Human splicing related genes localize within genomic regions frequently re-arranged in cancer

Alex K Joseph, Paul R Hoban
Human Disease and Genomics Group, Institute of Science and Technology in Medicine, Keele University, University Hospital of North Staffordshire, Hartshill, Stoke-on-Trent, ST4 7QB, United Kingdom

Pre-mRNA splicing is a tightly regulated process in gene expression, with alternative splicing providing functional diversity of genes in higher eukaryotes. Numerous examples of aberrant splicing events and deregulated expression of splicing factors have been described in tumors, suggesting that the process of splicing is deregulated in cancer. Chromosome rearrangements in the form of amplification, deletion or translocation, are common in tumors. In this study we have examined whether genes associated with the splicing process are located in regions of genomic re-arrangement in cancer. We first identified 195 splicing related genes (SRG) through their functional annotation in the NCBI Gene database and studied their genomic distribution according to their chromosomal localization given in Ensemble.
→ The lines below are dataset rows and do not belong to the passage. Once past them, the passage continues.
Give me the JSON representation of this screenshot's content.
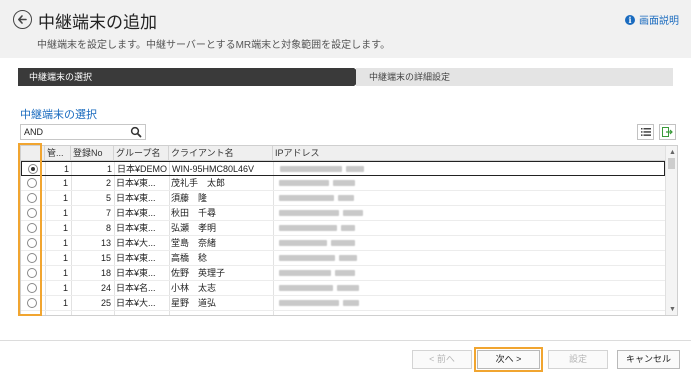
{
  "header": {
    "title": "中継端末の追加",
    "subtitle": "中継端末を設定します。中継サーバーとするMR端末と対象範囲を設定します。",
    "help_label": "画面説明"
  },
  "steps": [
    "中継端末の選択",
    "中継端末の詳細設定"
  ],
  "section_title": "中継端末の選択",
  "search": {
    "value": "AND",
    "placeholder": ""
  },
  "table": {
    "columns": [
      "",
      "管...",
      "登録No",
      "グループ名",
      "クライアント名",
      "IPアドレス"
    ],
    "rows": [
      {
        "selected": true,
        "kanri": "1",
        "reg": "1",
        "group": "日本¥DEMO",
        "client": "WIN-95HMC80L46V"
      },
      {
        "selected": false,
        "kanri": "1",
        "reg": "2",
        "group": "日本¥東...",
        "client": "茂礼手　太郎"
      },
      {
        "selected": false,
        "kanri": "1",
        "reg": "5",
        "group": "日本¥東...",
        "client": "須藤　隆"
      },
      {
        "selected": false,
        "kanri": "1",
        "reg": "7",
        "group": "日本¥東...",
        "client": "秋田　千尋"
      },
      {
        "selected": false,
        "kanri": "1",
        "reg": "8",
        "group": "日本¥東...",
        "client": "弘瀬　孝明"
      },
      {
        "selected": false,
        "kanri": "1",
        "reg": "13",
        "group": "日本¥大...",
        "client": "堂島　奈緒"
      },
      {
        "selected": false,
        "kanri": "1",
        "reg": "15",
        "group": "日本¥東...",
        "client": "高橋　稔"
      },
      {
        "selected": false,
        "kanri": "1",
        "reg": "18",
        "group": "日本¥東...",
        "client": "佐野　英理子"
      },
      {
        "selected": false,
        "kanri": "1",
        "reg": "24",
        "group": "日本¥名...",
        "client": "小林　太志"
      },
      {
        "selected": false,
        "kanri": "1",
        "reg": "25",
        "group": "日本¥大...",
        "client": "星野　道弘"
      }
    ]
  },
  "footer": {
    "prev_label": "< 前へ",
    "next_label": "次へ >",
    "settings_label": "設定",
    "cancel_label": "キャンセル"
  },
  "colors": {
    "accent": "#1a6bbf",
    "highlight": "#f1a530",
    "step_active": "#3a3a3a"
  }
}
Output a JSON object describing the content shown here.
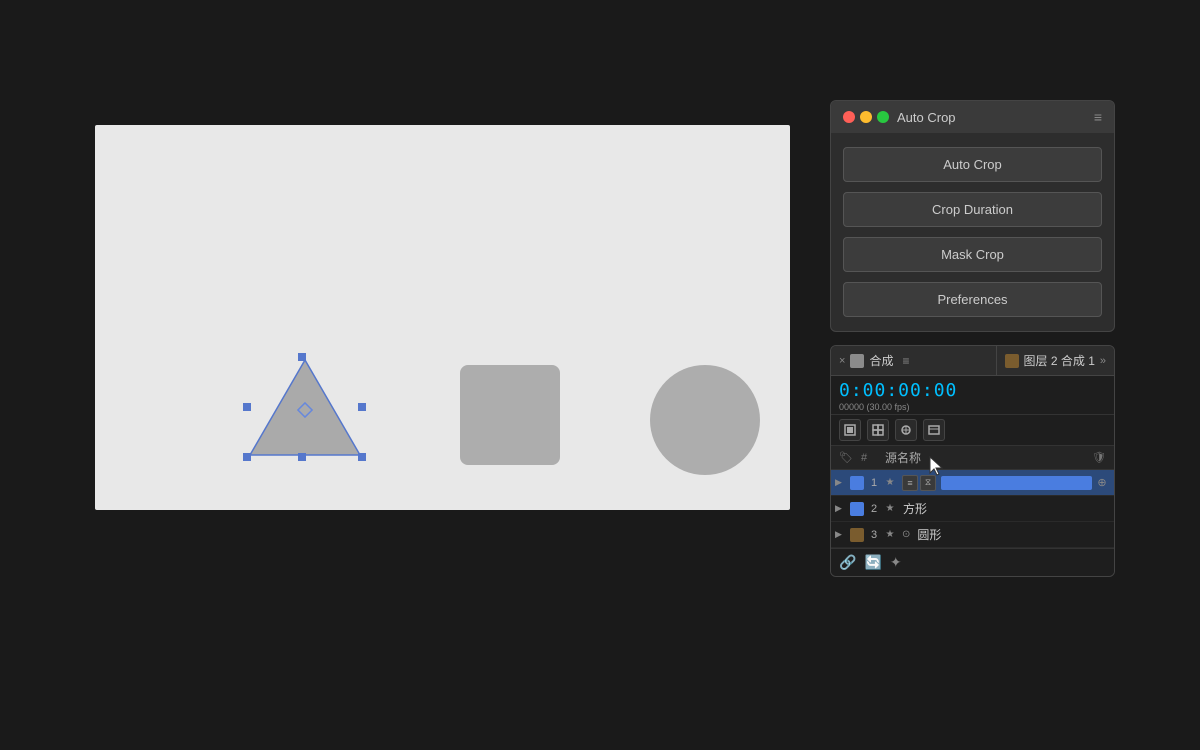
{
  "canvas": {
    "background_color": "#e8e8e8"
  },
  "auto_crop_panel": {
    "title": "Auto Crop",
    "menu_icon": "≡",
    "buttons": {
      "auto_crop": "Auto Crop",
      "crop_duration": "Crop Duration",
      "mask_crop": "Mask Crop",
      "preferences": "Preferences"
    },
    "window_controls": {
      "close": "close",
      "minimize": "minimize",
      "maximize": "maximize"
    }
  },
  "composition_panel": {
    "header_left": {
      "close": "×",
      "title": "合成",
      "menu": "≡"
    },
    "header_right": {
      "title": "图层 2 合成 1",
      "expand": "»"
    },
    "timecode": {
      "value": "0:00:00:00",
      "fps_label": "00000 (30.00 fps)"
    },
    "columns": {
      "hash": "#",
      "name": "源名称"
    },
    "layers": [
      {
        "num": "1",
        "name": "",
        "swatch": "blue",
        "has_bar": true
      },
      {
        "num": "2",
        "name": "方形",
        "swatch": "blue"
      },
      {
        "num": "3",
        "name": "圆形",
        "swatch": "brown"
      }
    ]
  }
}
We found that SRGs are non-randomly distributed in the human genome, with chromosomes 1 and 19 having the highest number of SRGs compared to others. After normalizing for the variation in chromosomal length, we found that the frequency of SRGs observed in chromosome 19 is almost 6 times the average found in the genome. Interestingly, we identified several clusters of SRGs, 4 on chromosome 19, 3 on chromosome 1 and the rest were distributed on 2p13, 5q35, 6p21, 11q13, 12q24 and 16q22. We then analyzed the reports in the Mitelman Database of Recurrent Chromosome Aberrations in Cancer (Cancer Genome Anatomy Project at NCBI) and found that all of the SRG-clusters identified were localized in regions of chromosomal re-arrangements commonly reported across a variety of cancers. We found that specific clusters were more commonly associated with gene amplification whilst others were more associated with chromosomal deletion, suggesting that the expression of specific SRGs within these clusters maybe preferentially amplified or lost in tumors. In support of this finding, analysis of the published literature showed that 3 out of 4 SRGs found to be overexpressed in ovarian tumors, localize to the specific SRG-clusters found to be amplified in this study. In summary our data suggests that genomic re-arrangements in cancer may result in deregulated expression of SRGs, leading to the aberrant splicing that contribute to the clonal evolution of tumors. The localization of specific SRG clusters to genomic regions of amplification or deletion in tumors raises the question whether SRGs are the targets of these chromosomal re-arrangements.